Со стоном воевода повернулся на бок. Он, как втолкнули в камору, упал вниз лицом да так и лежал. Уж больно горько было, обидно, да и оробел.

— У-у-у… — выползло из разбитого рта. — У-у-у…

В каморе оказался воевода так.

Накануне прикатил к Монастыревскому острогу купчишка из местных, не задерживаясь в воротах, оттолкнул загородившего дорогу стрельца и погнал тележку к воеводскому дому.

— Эй! Эй! Дядя! — крикнул было вслед стрелец, но из-под колес тележки только пыль взметнулась.

В улицах на тележку оглядывались: что-де, мол, так спешно? Но купчишка нахлестывал со всей руки одетого в пену коня и по сторонам не смотрел.
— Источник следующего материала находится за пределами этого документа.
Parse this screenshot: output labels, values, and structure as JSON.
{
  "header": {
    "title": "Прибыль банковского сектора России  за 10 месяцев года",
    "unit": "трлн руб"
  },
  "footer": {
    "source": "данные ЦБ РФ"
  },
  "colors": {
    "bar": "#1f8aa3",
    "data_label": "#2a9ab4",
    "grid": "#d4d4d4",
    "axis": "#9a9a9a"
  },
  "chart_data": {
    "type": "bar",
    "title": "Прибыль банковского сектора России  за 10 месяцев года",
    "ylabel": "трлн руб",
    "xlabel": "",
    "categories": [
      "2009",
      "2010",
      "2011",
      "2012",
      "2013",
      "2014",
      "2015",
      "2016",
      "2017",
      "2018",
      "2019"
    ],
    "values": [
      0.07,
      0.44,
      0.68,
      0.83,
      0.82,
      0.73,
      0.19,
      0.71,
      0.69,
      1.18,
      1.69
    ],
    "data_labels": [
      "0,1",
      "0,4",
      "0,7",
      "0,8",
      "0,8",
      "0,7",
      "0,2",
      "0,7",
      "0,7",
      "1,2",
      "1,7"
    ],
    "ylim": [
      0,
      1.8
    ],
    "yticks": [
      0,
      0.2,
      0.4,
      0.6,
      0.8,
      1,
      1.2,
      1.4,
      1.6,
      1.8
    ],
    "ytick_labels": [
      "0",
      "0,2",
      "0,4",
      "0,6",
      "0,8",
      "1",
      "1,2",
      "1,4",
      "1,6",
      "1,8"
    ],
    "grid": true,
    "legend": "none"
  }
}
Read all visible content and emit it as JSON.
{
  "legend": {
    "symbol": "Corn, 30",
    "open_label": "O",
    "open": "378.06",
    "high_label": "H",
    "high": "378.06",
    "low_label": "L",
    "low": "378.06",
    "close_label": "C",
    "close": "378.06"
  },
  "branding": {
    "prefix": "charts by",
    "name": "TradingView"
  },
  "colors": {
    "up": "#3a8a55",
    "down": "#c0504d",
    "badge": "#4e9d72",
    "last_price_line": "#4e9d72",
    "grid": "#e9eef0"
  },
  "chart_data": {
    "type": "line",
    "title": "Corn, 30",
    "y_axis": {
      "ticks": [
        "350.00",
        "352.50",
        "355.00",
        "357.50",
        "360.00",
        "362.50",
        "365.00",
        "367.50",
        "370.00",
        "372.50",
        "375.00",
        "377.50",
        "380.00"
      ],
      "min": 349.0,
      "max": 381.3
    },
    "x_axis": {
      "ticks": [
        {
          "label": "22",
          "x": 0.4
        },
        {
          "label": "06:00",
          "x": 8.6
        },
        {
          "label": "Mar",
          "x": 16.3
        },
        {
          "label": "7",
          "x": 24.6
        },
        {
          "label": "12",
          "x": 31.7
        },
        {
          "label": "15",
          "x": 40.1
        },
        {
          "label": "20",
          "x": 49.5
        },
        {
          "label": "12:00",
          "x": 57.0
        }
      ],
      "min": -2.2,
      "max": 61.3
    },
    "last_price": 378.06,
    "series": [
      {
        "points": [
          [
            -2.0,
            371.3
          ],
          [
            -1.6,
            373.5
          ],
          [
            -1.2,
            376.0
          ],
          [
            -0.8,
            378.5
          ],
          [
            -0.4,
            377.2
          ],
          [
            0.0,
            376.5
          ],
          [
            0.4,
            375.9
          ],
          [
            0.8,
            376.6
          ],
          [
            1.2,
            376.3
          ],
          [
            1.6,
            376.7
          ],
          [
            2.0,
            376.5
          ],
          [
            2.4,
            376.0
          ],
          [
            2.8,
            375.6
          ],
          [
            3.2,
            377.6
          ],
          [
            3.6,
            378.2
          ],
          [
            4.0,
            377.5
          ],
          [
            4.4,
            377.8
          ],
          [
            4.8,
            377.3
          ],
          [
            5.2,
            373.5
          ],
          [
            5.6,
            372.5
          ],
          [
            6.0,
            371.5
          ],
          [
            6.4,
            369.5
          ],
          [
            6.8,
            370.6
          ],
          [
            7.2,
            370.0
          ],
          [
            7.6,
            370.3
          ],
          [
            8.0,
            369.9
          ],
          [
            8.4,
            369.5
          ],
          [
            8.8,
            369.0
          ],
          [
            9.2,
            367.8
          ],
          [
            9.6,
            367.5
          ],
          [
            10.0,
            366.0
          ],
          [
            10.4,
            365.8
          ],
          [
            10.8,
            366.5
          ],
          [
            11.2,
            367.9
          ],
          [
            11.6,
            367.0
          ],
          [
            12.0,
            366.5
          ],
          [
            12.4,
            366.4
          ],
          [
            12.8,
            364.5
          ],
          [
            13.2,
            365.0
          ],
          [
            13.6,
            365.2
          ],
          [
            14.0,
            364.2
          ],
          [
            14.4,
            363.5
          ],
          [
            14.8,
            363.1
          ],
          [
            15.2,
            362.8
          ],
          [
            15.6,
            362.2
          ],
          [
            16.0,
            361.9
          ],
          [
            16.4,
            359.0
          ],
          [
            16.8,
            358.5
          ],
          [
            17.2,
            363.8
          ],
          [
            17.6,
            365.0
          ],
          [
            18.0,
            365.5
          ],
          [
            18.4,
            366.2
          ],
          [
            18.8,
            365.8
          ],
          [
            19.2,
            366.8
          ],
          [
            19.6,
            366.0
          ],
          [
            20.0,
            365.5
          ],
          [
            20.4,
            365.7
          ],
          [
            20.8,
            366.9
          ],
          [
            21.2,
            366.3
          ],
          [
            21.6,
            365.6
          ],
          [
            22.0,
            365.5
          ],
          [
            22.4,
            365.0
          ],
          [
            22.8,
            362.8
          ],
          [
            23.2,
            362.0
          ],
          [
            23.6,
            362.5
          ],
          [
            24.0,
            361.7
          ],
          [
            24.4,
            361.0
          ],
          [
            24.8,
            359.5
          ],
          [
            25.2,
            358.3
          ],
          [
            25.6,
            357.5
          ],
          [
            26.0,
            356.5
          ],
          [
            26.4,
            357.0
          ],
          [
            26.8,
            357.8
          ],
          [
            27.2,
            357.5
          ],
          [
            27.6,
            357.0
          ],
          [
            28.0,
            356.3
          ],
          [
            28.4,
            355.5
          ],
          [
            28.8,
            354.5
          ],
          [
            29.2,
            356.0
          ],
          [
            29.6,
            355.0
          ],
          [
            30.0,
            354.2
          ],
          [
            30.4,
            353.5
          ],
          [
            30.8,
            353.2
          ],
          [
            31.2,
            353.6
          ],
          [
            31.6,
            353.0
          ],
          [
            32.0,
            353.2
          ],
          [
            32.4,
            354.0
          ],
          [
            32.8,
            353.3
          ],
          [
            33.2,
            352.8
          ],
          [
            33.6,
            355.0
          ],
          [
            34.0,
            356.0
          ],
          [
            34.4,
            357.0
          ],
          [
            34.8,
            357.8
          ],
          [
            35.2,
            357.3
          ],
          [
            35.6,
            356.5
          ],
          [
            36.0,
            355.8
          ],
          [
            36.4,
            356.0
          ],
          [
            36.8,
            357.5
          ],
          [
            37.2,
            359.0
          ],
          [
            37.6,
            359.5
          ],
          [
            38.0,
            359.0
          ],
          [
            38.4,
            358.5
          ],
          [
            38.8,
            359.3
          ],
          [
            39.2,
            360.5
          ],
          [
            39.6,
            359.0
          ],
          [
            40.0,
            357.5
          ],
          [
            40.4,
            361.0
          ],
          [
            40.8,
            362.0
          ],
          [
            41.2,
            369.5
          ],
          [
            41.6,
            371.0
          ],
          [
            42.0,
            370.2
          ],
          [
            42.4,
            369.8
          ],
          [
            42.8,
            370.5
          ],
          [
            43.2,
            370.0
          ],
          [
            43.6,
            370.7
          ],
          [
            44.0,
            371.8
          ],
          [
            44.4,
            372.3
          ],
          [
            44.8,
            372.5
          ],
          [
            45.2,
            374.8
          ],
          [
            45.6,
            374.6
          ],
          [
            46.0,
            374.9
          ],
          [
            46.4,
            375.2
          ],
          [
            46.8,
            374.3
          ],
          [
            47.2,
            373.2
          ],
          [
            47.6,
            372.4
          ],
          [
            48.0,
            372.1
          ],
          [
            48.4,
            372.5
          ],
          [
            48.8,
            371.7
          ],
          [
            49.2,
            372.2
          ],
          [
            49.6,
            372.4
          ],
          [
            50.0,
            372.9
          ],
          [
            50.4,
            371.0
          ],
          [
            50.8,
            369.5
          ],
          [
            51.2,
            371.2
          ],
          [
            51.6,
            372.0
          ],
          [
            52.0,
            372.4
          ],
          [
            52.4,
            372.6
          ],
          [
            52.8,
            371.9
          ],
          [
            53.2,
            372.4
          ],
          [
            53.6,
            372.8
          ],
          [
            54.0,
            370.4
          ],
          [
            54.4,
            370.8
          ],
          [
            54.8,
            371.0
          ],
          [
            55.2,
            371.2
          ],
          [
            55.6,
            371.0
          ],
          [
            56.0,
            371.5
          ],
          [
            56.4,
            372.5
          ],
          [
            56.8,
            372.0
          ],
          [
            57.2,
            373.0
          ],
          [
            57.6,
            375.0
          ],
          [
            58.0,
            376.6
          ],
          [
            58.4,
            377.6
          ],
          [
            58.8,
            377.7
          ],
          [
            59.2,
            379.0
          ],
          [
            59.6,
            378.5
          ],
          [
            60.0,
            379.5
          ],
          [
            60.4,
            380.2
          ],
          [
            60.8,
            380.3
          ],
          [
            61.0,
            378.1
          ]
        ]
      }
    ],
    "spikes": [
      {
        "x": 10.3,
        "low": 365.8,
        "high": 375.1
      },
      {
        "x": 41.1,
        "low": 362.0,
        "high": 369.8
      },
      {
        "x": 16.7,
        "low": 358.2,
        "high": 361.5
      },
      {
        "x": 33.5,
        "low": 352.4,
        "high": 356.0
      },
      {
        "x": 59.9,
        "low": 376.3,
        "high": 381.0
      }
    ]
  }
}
Воевода к тому часу проснулся, но еще не вставал. Монастыревский острог — не Москва, можно было себя и понежить. Воевода, как сытый кот, щурился из-под перины на солнышко в окне. И вдруг шум в доме случился. Голоса громкие раздались. «С чего бы это? — подумал воевода. — Ишь раскричались». Он недовольно собрал жирные складки на лбу. На местных-то харчах отъелся. Гладкий был. Полюбился ему хохляцкий хлебосольный стол. Едва глаза разлепив, подумывал: «С чего бы начать: то ли с вареников в сметане, а может, с гуся жареного и непременно с гречневой кашей и добрыми грибами? Поросенок молочный с хреном тоже хорош, — прикидывал. — Или попробовать сомовины жирной?» А голоса за дверью все громче раздавались. Чуть ли не в крик уже. «Кого там разбирает? — ворохнулась ленивая мысль у воеводы. — Пугнуть, что ли?»